At t=1, the experimenter does nothing. The observer notices no statistically significant change in his data at this time.

At t=2, the experimenter again releases a huge number of photons. The observer now would see another statistical anomaly.

So, how do we explain this then? The only thing I can think of is that the probability domain of measuring an electron is not the entire universe and that the theory is either too simplified to make it easy to understand or that there is something fundamentally wrong with it (I'm guessing the former).

 

[Constantin]

It seems to me that if this were true, then FTL communication would be possible.

As a thought-experiment, consider an experimenter who has a container PACKED full of photons. He can release photons at will so that they collide with a nuclei, and via pair production, this produces an electron and a positron.

Let's say we want to transmit the message "101" faster than the speed of light to an observer 100 meters away, who has an electron detector.

At t=0, the experimenter releases a huge number of these photons all at once. By pair production, an equally huge number of electrons is produced. At the instant these electrons are produced, the observer 100 meters away would INSTANTLY register a statistical anomaly at his electron detector, simply because as the number of electrons produced approaches infinity, the probability that the observer detects one of these at his detector approaches 1.

At t=1, the experimenter does nothing. The observer notices no statistically significant change in his data at this time.

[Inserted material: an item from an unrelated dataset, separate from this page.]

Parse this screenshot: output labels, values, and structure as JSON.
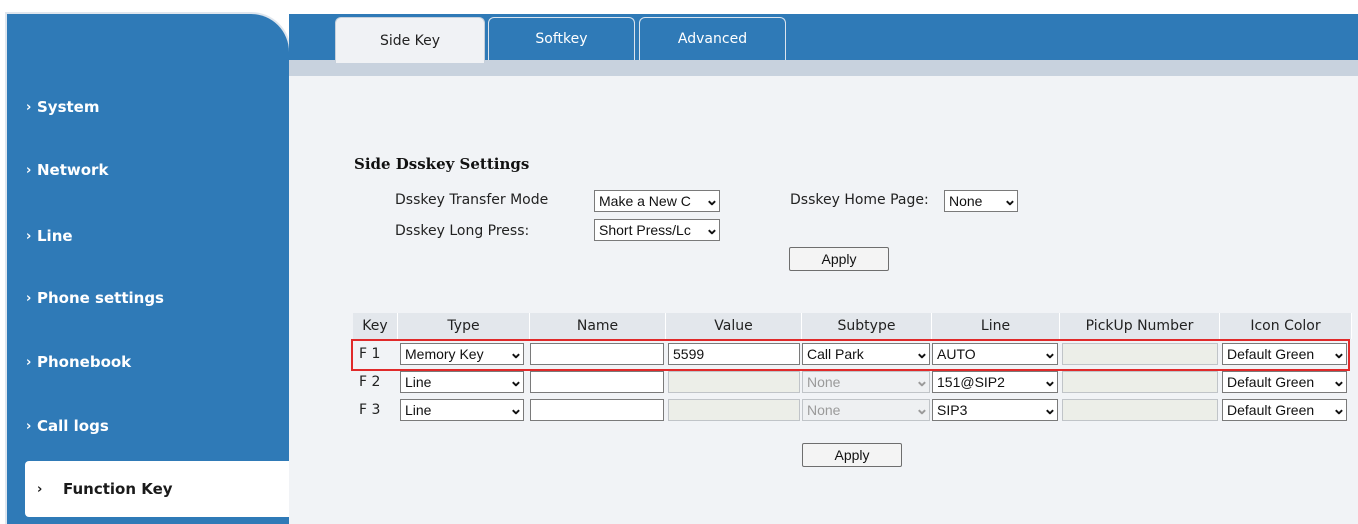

At t=2, the experimenter again releases a huge number of photons. The observer now would see another statistical anomaly.

So, how do we explain this then? The only thing I can think of is that the probability domain of measuring an electron is not the entire universe and that the theory is either too simplified to make it easy to understand or that there is something fundamentally wrong with it (I'm guessing the former).

"the number of electrons produced approaches infinity"
It doesn't approach infinity at all.

"the probability that the observer detects one of these at his detector approaches 1"
Only if they had enough time to travel those 100 meters, with a speed less than c, else he won't detect any of the electrons.

A particle can be anywhere, as long as it is possible for it to get there, given the observations that were previously made on it.

 

[Runner 1]

"the number of electrons produced approaches infinity"
It doesn't approach infinity at all.

Yeah, it does. That's how I set up the experiment...

"the probability that the observer detects one of these at his detector approaches 1"
Only if they had enough time to travel those 100 meters, with a speed less than c, else he won't detect any of the electrons.

A particle can be anywhere, as long as it is possible for it to get there, given the observations that were previously made on it.

If he won't detect any electrons within Δt = (100 m)/c, then the domain that the electron wavefunction amplitude is integrated over is not infinity, which was exactly my point.